Relay-Version: version B 2.10 5/3/83; site utzoo.UUCP
Posting-Version: version B 2.10.2 8/23/84; site ucbcad.UUCP
Path: utzoo!linus!decvax!ucbvax!ucbcad!faustus
From: faustus@ucbcad.UUCP
Newsgroups: net.politics
Subject: Re: Re: Politics, morals and nukes
Message-ID: <2730@ucbcad.UUCP>
Date: Mon, 8-Oct-84 21:15:11 EDT
Article-I.D.: ucbcad.2730
Posted: Mon Oct  8 21:15:11 1984
Date-Received: Wed, 10-Oct-84 06:00:38 EDT
References: <394@wucs.UUCP> <90@whuxk.UUCP>
Organization: UC Berkeley CAD Group, Berkeley, CA
Lines: 33

> The key distinction there is between moral issues
> which involve each individual's own choice of lifestyle and proper
> behavior versus moral issues which involve society in general.

> But issues such as nuclear war are eminently public--we are talking not
> just about the American public but the future of the whole human race.
> If that is not a moral issue, I don't know what is.

You are missing a few important points -- morals are SUBJECTIVE. That
means that there can be no such thing as "public" moral issues that
the government should be dictating to us. I am thinking of things like
abortion and religon when I use the term. Nuclear war, however, is not
a moral issue, because whether somebody wants to destroy the human
race is not a relativistic thing. It is something that no sane person
would want to do, and thus is beyond the moral level, it is a basic fact
of human psychology. Calling it a moral issue just confuses it with
the Moral Majority and what they call "moral" issues.

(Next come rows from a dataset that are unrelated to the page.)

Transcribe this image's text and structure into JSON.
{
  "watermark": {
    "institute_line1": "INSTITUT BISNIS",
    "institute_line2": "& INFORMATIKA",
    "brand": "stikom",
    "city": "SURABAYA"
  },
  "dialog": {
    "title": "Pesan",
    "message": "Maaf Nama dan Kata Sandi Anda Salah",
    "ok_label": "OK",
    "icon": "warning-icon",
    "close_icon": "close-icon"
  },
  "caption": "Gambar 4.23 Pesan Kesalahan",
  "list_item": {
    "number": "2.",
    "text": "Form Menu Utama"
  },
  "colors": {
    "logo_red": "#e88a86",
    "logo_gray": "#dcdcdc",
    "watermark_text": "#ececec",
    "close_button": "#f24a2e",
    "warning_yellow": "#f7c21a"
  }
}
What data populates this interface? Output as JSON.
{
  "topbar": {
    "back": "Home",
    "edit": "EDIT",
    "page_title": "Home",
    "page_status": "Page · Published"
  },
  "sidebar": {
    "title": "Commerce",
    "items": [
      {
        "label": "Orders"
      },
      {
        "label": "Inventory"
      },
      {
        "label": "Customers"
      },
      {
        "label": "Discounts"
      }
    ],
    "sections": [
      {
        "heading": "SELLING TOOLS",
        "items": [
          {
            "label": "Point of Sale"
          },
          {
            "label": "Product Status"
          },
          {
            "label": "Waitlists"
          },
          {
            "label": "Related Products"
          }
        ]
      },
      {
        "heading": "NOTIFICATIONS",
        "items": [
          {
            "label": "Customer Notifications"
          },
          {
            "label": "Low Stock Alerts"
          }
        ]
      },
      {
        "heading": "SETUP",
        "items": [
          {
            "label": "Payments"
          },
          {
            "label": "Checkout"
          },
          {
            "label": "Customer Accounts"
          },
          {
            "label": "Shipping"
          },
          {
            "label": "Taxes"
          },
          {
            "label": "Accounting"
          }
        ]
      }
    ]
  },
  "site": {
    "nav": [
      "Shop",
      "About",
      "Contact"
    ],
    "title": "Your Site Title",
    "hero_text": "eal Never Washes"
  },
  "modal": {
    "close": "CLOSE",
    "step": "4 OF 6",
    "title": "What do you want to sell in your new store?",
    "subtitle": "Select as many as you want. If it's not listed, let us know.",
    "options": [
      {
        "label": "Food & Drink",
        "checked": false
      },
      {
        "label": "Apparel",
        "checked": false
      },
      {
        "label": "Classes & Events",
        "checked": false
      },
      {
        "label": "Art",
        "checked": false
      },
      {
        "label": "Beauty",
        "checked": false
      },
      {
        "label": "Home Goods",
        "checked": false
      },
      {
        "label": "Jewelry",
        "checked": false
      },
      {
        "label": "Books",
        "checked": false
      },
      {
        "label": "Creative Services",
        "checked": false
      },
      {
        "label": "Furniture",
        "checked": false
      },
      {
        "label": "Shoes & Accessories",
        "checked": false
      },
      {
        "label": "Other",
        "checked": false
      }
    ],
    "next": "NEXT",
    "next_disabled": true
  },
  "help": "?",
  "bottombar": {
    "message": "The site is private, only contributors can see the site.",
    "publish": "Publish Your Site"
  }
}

> I think on that basis I would consider the Reagan administrations plans
> to fight a protracted nuclear war immoral. There is no justification that I
> can see for implementing a system to allow nuclear war to be fought for
> weeks, months or years after an initial allout nuclear exchange--
> if there is ANY chance for human survival we should not jeopardize it
> by continuing to lob nukes at the other side for sheer vengeance sake!
> Tim Sevener

You don't think very clearly, do you?  Nuclear weapons aren't made so
that we can USE them, they're made because we DON'T WANT to use them.
(Now, think about that a bit...) If you believe that Reagan really
wants to fight a nuclear war, you must not be making much of an effort
to understand the factors really at work in international politics.